Correlation Between ProShares Ultra and BrandywineGLOBAL
Can any of the company-specific risk be diversified away by investing in both ProShares Ultra and BrandywineGLOBAL at the same time? Although using a correlation coefficient on its own may not help to predict future stock returns, this module helps to understand the diversifiable risk of combining ProShares Ultra and BrandywineGLOBAL into the same portfolio, which is an essential part of the fundamental portfolio management process.
By analyzing existing cross correlation between ProShares Ultra Oil and BrandywineGLOBAL Dynamic, you can compare the effects of market volatilities on ProShares Ultra and BrandywineGLOBAL and check how they will diversify away market risk if combined in the same portfolio for a given time horizon. You can also utilize pair trading strategies of matching a long position in ProShares Ultra with a short position of BrandywineGLOBAL. Check out your portfolio center. Please also check ongoing floating volatility patterns of ProShares Ultra and BrandywineGLOBAL.
Diversification Opportunities for ProShares Ultra and BrandywineGLOBAL
0.83 | Correlation Coefficient |
Very poor diversification
The 3 months correlation between ProShares and BrandywineGLOBAL is 0.83. Overlapping area represents the amount of risk that can be diversified away by holding ProShares Ultra Oil and BrandywineGLOBAL Dynamic in the same portfolio, assuming nothing else is changed. The correlation between historical prices or returns on BrandywineGLOBAL D and ProShares Ultra is a relative statistical measure of the degree to which these equity instruments tend to move together. The correlation coefficient measures the extent to which returns on ProShares Ultra Oil are associated (or correlated) with BrandywineGLOBAL. Values of the correlation coefficient range from -1 to +1, where. The correlation of zero (0) is possible when the price movement of BrandywineGLOBAL D has no effect on the direction of ProShares Ultra i.e., ProShares Ultra and BrandywineGLOBAL go up and down completely randomly.
Pair Corralation between ProShares Ultra and BrandywineGLOBAL
Considering the 90-day investment horizon ProShares Ultra Oil is expected to generate 2.29 times more return on investment than BrandywineGLOBAL. However, ProShares Ultra is 2.29 times more volatile than BrandywineGLOBAL Dynamic.
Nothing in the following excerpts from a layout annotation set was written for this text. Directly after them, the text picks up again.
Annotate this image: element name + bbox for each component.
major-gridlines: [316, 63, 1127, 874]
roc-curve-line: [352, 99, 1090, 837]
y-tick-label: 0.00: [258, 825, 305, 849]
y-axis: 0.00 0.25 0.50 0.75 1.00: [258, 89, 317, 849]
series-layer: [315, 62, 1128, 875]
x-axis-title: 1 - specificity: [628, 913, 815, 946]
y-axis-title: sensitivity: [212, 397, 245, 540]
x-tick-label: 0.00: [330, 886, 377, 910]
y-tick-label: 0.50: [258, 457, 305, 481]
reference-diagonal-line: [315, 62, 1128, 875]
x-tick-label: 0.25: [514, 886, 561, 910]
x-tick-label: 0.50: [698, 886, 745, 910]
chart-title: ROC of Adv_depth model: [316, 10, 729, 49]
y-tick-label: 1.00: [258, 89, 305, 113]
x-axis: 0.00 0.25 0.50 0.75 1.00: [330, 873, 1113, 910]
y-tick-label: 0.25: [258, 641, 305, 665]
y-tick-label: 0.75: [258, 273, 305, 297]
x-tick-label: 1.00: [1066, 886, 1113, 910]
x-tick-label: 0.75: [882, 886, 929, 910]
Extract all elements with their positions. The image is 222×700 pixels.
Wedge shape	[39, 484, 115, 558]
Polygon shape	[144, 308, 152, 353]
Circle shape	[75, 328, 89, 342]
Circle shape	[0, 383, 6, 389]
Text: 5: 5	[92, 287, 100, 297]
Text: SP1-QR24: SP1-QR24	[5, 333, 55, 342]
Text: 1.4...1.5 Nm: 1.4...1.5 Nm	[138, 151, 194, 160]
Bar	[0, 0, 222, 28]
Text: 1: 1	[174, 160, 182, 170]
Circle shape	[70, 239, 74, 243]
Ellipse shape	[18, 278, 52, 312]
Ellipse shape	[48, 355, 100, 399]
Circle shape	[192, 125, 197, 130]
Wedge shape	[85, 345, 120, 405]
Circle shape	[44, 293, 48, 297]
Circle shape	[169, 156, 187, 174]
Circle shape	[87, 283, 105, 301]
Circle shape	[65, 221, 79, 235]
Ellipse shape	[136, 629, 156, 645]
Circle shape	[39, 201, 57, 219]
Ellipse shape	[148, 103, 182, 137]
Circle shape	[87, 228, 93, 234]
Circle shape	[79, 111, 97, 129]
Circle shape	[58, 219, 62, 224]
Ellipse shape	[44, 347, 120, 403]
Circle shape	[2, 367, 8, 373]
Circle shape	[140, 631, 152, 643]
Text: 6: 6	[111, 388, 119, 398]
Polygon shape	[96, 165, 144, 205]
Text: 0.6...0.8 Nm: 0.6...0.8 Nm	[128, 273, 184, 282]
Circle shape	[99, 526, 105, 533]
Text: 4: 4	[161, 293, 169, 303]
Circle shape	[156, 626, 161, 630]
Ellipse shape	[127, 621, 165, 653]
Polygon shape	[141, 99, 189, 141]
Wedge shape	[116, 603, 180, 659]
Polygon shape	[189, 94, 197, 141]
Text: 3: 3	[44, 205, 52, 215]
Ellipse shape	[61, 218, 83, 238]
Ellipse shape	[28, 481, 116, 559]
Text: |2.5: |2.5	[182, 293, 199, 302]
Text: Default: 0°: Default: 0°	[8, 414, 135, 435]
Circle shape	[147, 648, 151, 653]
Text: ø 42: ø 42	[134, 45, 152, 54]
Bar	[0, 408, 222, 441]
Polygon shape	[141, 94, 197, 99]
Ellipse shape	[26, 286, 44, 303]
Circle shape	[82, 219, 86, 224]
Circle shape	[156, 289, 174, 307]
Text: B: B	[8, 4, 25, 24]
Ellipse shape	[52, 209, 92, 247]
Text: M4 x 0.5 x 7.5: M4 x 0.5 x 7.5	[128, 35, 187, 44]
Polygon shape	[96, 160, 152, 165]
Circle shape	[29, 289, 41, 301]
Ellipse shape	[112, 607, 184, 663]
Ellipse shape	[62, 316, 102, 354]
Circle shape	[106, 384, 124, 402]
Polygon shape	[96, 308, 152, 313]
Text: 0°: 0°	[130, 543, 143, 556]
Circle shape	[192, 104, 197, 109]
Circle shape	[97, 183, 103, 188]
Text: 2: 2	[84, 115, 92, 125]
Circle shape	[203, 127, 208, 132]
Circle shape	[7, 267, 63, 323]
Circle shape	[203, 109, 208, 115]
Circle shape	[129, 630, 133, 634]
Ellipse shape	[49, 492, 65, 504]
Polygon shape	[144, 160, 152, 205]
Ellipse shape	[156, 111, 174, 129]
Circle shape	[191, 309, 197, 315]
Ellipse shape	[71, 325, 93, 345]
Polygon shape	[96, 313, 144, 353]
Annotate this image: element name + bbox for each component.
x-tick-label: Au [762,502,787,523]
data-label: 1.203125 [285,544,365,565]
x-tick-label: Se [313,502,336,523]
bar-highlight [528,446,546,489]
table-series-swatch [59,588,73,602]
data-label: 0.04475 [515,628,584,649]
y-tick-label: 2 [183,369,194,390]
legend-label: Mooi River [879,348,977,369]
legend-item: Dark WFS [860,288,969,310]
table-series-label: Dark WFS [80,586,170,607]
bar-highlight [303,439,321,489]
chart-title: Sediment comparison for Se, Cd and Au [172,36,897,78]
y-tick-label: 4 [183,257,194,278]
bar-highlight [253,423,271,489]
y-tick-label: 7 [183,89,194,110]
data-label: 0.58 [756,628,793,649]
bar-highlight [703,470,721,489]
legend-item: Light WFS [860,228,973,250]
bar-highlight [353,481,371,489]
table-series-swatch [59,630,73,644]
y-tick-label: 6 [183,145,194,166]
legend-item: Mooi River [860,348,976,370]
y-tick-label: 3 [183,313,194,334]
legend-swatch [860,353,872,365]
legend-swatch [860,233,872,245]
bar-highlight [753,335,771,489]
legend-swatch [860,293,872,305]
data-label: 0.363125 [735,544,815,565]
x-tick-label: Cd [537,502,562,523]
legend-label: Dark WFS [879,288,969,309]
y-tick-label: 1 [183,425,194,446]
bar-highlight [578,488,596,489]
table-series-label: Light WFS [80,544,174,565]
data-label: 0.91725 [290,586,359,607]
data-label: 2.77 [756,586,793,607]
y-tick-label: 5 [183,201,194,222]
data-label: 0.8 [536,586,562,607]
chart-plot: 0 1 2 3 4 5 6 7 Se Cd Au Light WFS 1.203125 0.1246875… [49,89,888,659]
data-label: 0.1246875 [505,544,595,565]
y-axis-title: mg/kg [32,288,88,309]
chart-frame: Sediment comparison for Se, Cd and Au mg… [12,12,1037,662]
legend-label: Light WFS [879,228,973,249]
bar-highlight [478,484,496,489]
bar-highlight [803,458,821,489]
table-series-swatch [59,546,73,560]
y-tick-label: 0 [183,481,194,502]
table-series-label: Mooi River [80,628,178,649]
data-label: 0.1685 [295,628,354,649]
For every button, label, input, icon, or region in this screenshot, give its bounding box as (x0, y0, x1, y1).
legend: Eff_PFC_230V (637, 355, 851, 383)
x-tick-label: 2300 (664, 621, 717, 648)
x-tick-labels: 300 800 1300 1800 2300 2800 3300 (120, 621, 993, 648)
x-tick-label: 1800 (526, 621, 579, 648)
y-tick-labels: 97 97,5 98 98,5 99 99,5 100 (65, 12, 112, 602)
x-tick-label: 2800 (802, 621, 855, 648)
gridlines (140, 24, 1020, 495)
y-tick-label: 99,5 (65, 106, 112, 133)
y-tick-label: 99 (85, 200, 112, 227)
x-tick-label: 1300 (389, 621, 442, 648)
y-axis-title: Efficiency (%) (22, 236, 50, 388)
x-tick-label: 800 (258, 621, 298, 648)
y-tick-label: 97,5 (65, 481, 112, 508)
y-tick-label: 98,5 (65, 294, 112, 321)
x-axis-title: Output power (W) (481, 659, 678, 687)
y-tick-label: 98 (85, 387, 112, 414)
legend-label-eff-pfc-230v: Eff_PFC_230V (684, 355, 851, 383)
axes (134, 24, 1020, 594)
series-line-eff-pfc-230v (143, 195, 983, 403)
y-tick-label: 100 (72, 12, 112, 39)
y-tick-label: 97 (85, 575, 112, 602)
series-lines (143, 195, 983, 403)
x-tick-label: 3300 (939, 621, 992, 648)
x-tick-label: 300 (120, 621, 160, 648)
It trades about 0.26 of its potential returns per unit of risk. BrandywineGLOBAL Dynamic is currently generating about 0.25 per unit of risk. If you would invest 3,943 in ProShares Ultra Oil on August 28, 2024 and sell it today you would earn a total of 521.00 from holding ProShares Ultra Oil or generate 13.21% return on investment over 90 days.
Time Period | 3 Months [change] |
Direction | Moves Together |
Strength | Strong |
Accuracy | 100.0% |
Values | Daily Returns |
ProShares Ultra Oil vs. BrandywineGLOBAL Dynamic
Performance |
Timeline |
ProShares Ultra Oil |
BrandywineGLOBAL D |
ProShares Ultra and BrandywineGLOBAL Volatility Contrast
Predicted Return Density |
Returns |
Pair Trading with ProShares Ultra and BrandywineGLOBAL
The main advantage of trading using opposite ProShares Ultra and BrandywineGLOBAL positions is that it hedges away some unsystematic risk. Because of two separate transactions, even if ProShares Ultra position performs unexpectedly, BrandywineGLOBAL can make up some of the losses. Pair trading also minimizes risk from directional movements in the market. For example, if an entire industry or sector drops because of unexpected headlines, the short position in BrandywineGLOBAL will offset losses from the drop in BrandywineGLOBAL's long position.ProShares Ultra vs. ProShares UltraShort Oil | ProShares Ultra vs. ProShares Ultra Basic | ProShares Ultra vs. ProShares Ultra Financials | ProShares Ultra vs. ProShares Ultra Real |
BrandywineGLOBAL vs. BlackRock ETF Trust | BrandywineGLOBAL vs. Rbb Fund | BrandywineGLOBAL vs. Virtus ETF Trust | BrandywineGLOBAL vs. Amplify CWP Enhanced |
Check out your portfolio center.Note that this page's information should be used as a complementary analysis to find the right mix of equity instruments to add to your existing portfolios or create a brand new portfolio. You can also try the Portfolio Optimization module to compute new portfolio that will generate highest expected return given your specified tolerance for risk.